Wednesday, October 13, 2010

Flying Time

You probably didn’t notice last week I missed a post. I have both a good excuse and a good reason.

The excuse is that I had surgery on Tuesday, which rendered me temporarily unable to lift my laptop and therefore unable to do any computer stuff that required a keyboard.

The reason, however, is that my wife and I celebrated our 5th wedding anniversary last week. So please forgive me if I get a little maudlin and introspective for today.

Eight years ago, I had it all. I had a very lucrative engineering position doing work I found enjoyable with a boss that went out of his way to shield me from the Dilbert Zone meetings and falderal that keeps engineers from doing anything useful in a given week. I had a good paycheck, no debt (I paid my student loans and car loans off early), an obscenely cheap apartment, and culinary tastes that trended toward Kraft macaroni and meatloaf. That meant I had a lot of disposable income to throw around, and I did. I accumulated action figures, video games, and indulged in high-barrier-to-entry hobbies like playing the banjo, target shooting and paintballing.

With my obscenely cheap apartment, I had no need of roommates, so I didn’t have to clean unless the mess made me angry. Which is how I found out why they called it spring cleaning. If you’re only going to vacuum once a year, do it when the weather’s warm enough to open the windows.

My weekend evenings consisted of watching DVDs of movies on a large television while eating chicken wings with homemade sauce (which I will pit against any restaurant that claims to serve “buffalo wings” that is not located within twenty miles of the Anchor Bar in Buffalo.).

I was living the dream. Why wasn’t I happy?

Seven years ago, I found out why. Thanks to the power of the internet , I met a lovely young woman who knew all about Ents and loved the movie UHF. She made me the happiest I’d even been in my life.

Six years ago, I asked her to marry me, and she made me the happiest man on the face of the earth.

Five years ago, we’d accumulated some ridiculous wedding planning stories, and still managed to have a wedding that was perfect for us: Guests come, see us get married, walk ten yards to the reception hall, eat some truly excellent hors douevres, talk a little, laugh a little, have some cake, and leave by five PM.

Party reptiles we are not.

We honeymooned in Nashville, where I got to play an actual honest to goodness Gibson banjo (which would have cost over four grand if I’d damaged it with my new and unfamiliar wedding ring) and we ate at the Waffle House every day.

Four years ago, we learned that my job was moving about twenty miles north, which meant that my wife and I had to find a new, not so obscenely cheap apartment closer to work. We moved everything ourselves; furniture and all; on the nastiest, coldest, rainiest day of the winter. Down two flights of stairs, and up three. We filled a 16 foot Budget truck three times.

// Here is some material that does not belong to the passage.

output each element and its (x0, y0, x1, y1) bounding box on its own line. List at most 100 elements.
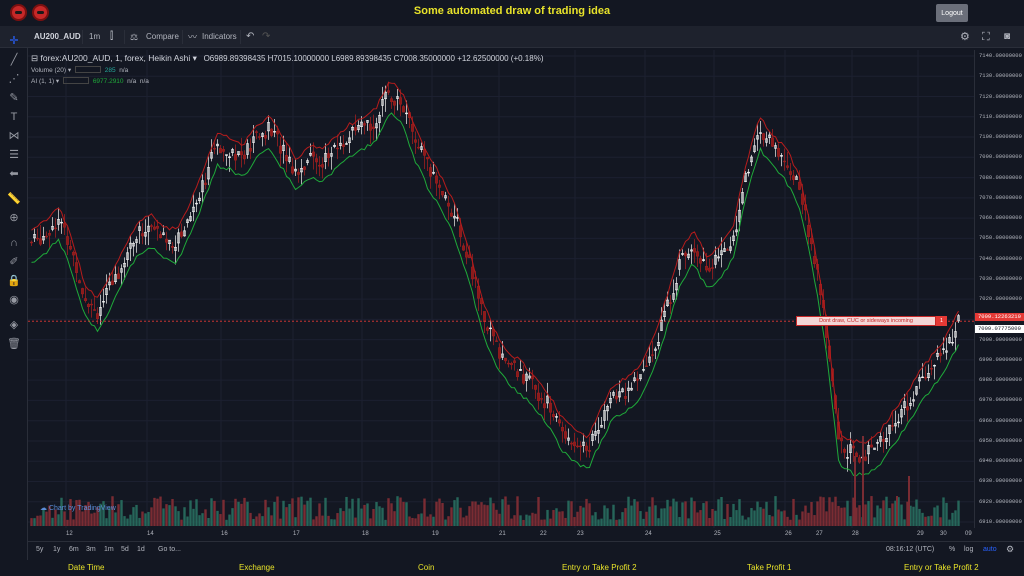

Three years ago, we were blessed with our first child. A daughter, as strong willed and full of life as one would expect given my wife’s and my respective family histories. She was, and remains, one of the most delightful children ever conceived. I’d say I’m proud of her except I don’t want to insult her via gross understatement.

Two years ago, I got laid off from my lucrative engineering job, leaving me free to help tend to my pregnant wife when I wasn’t beating the pavement trying to find someone who would hire me.

One year ago, I had a new job, a new mortgage payment, and also a bouncing baby boy. As a father, it was nice to have an heir to the family name. As a geek, I was thrilled to have a tank for our guild. Because good lord, that boy is a tank.
This year, our anniversary was less eventful, which is a blessing of its own when you’ve had a decade like we’ve just had. I look forward to many more uneventful days with my family. The family I couldn’t have even imagined eight years ago, in the life that I didn’t even know I wanted eight years ago.

Eight years ago, I had it all. Today, I have everything.

I’d say that’s more than a fair trade.